As some people may know, I bring The New York Times to school every day to read. Sometimes I also bring a different book, if there is free time in class or if I have nothing to do during Rider Time. Last year I read “1984,” “Brave New World,” and “Fahrenheit 451” (I was really into dystopian fiction) mostly in my sixth period. I am also pretty sure I’m one of the few people at Roosevelt who really enjoys reading. This may make me a nerd, but what does it make all of the people who don’t like to read? Why do so many people openly hate reading? I know it’s hard, I know sometimes it’s boring, but books teach us things. They help us see from others perspectives, show us insight into relationships. On a more school related point, reading will definitely increase your vocabulary. But most importantly, books let you experience things you would never get the chance to in your life. They let you explore. I think all the people that say they can’t read simply haven’t found the right book. People should be proud to read. Reading makes you grow, makes you think, and everyone should be encouraged to do both of those things. High School is supposed to be where people start to figure out who they are, who they want to be, and reading gives you examples. It shows you the different ways people can live out their lives, the different consequences and challenges that our actions make in the future. By reading, you are learning about life.
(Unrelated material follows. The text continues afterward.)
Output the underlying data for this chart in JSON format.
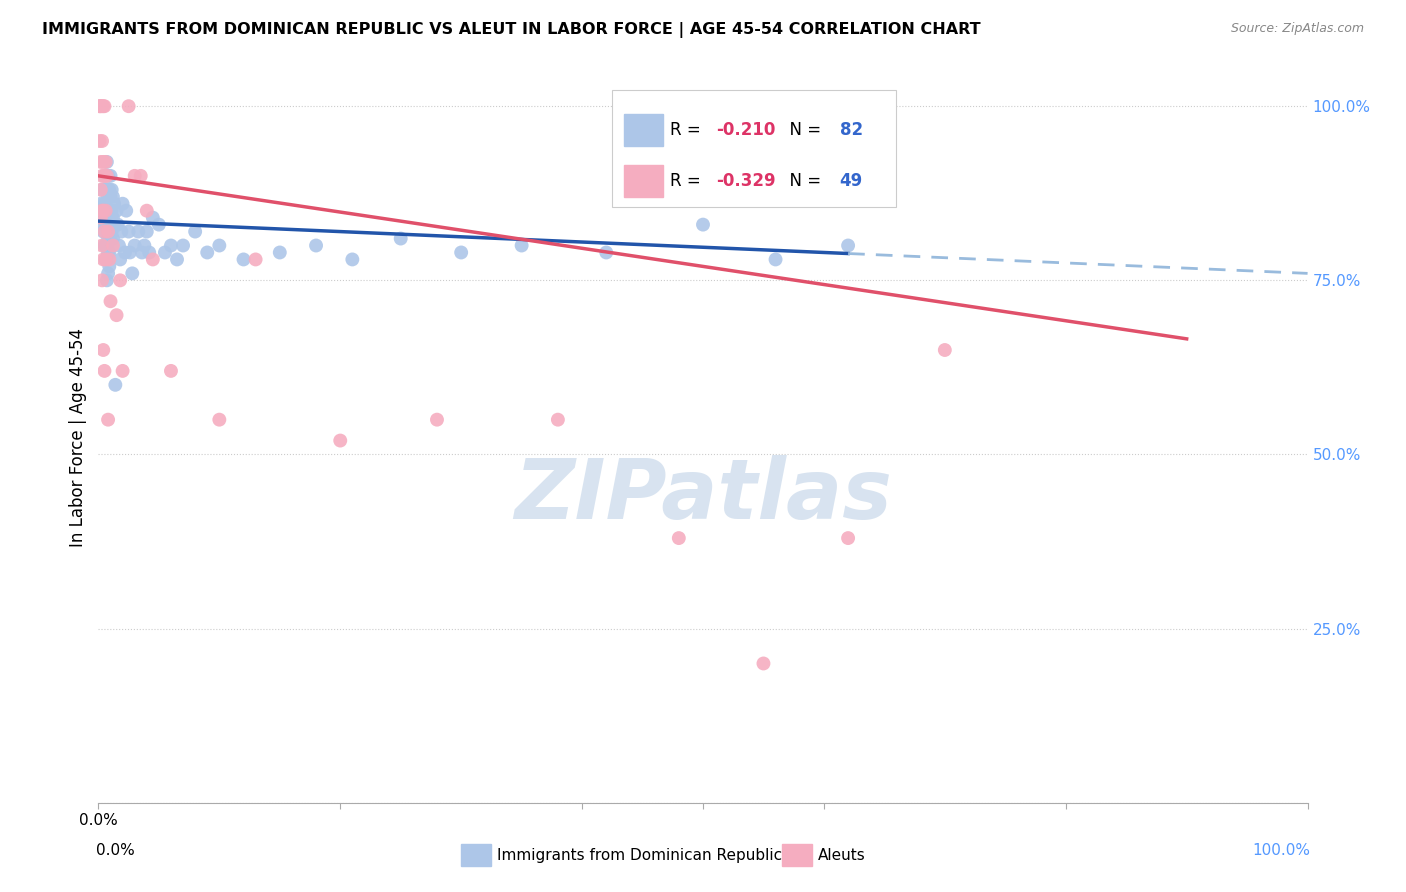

That said, I really just don’t understand why people don’t read. If you just give it a try, read a fun book, not a hard one, I think people would change. Besides, as my soccer coach used to say, “almost nothing easy is ever worth doing.” Just go to a library, go to the Roosevelt library, literally come up to me and ask to borrow a book. I want people to read. To understand what it feels like to walk down the Baker Street with Sherlock Holmes, or journey through Middle Earth with Bilbo Baggins. I want people to be excited about things that they love, and not have to worry about being called a nerd simply because they put their eyes to some paper. Yes, I like Lord of the Rings. How do you know you don’t? Don’t bash it ‘til you try it. Plus, it’s super fulfilling when you finish a book, because you know you worked hard to get that thing done. And if books are too much commitment, try poetry! It’s like a book, but shorter. There’s words out there for everyone. I’ll leave you guys with my favorite quote, by George R.R. Martin.


“Fantasy is silver and scarlet, indigo and azure, obsidian veined with gold and lapis lazuli. Reality is plywood and plastic, done up in mud brown and olive drab. Fantasy tastes of habaneros and honey, cinnamon and cloves, rare red meat and wines as sweet as summer. Reality is beans and tofu, and ashes at the end. Reality is the strip malls of Burbank, the smokestacks of Cleveland, a parking garage in Newark. Fantasy is the towers of Minas Tirith, the ancient stones of Gormenghast, the halls of Camelot. Fantasy flies on the wings of Icarus, reality on Southwest Airlines. Why do our dreams become so much smaller when they finally come true? We read fantasy to find the colors again, I think. To taste strong spices and hear the songs the sirens sang. There is something old and true in fantasy that speaks to something deep within us, to the child who dreamt that one day he would hunt the forests of the night, and feast beneath the hollow hills, and find a love to last forever somewhere south of Oz and north of Shangri-La. They can keep their heaven. When I die, I’d sooner go to Middle Earth.”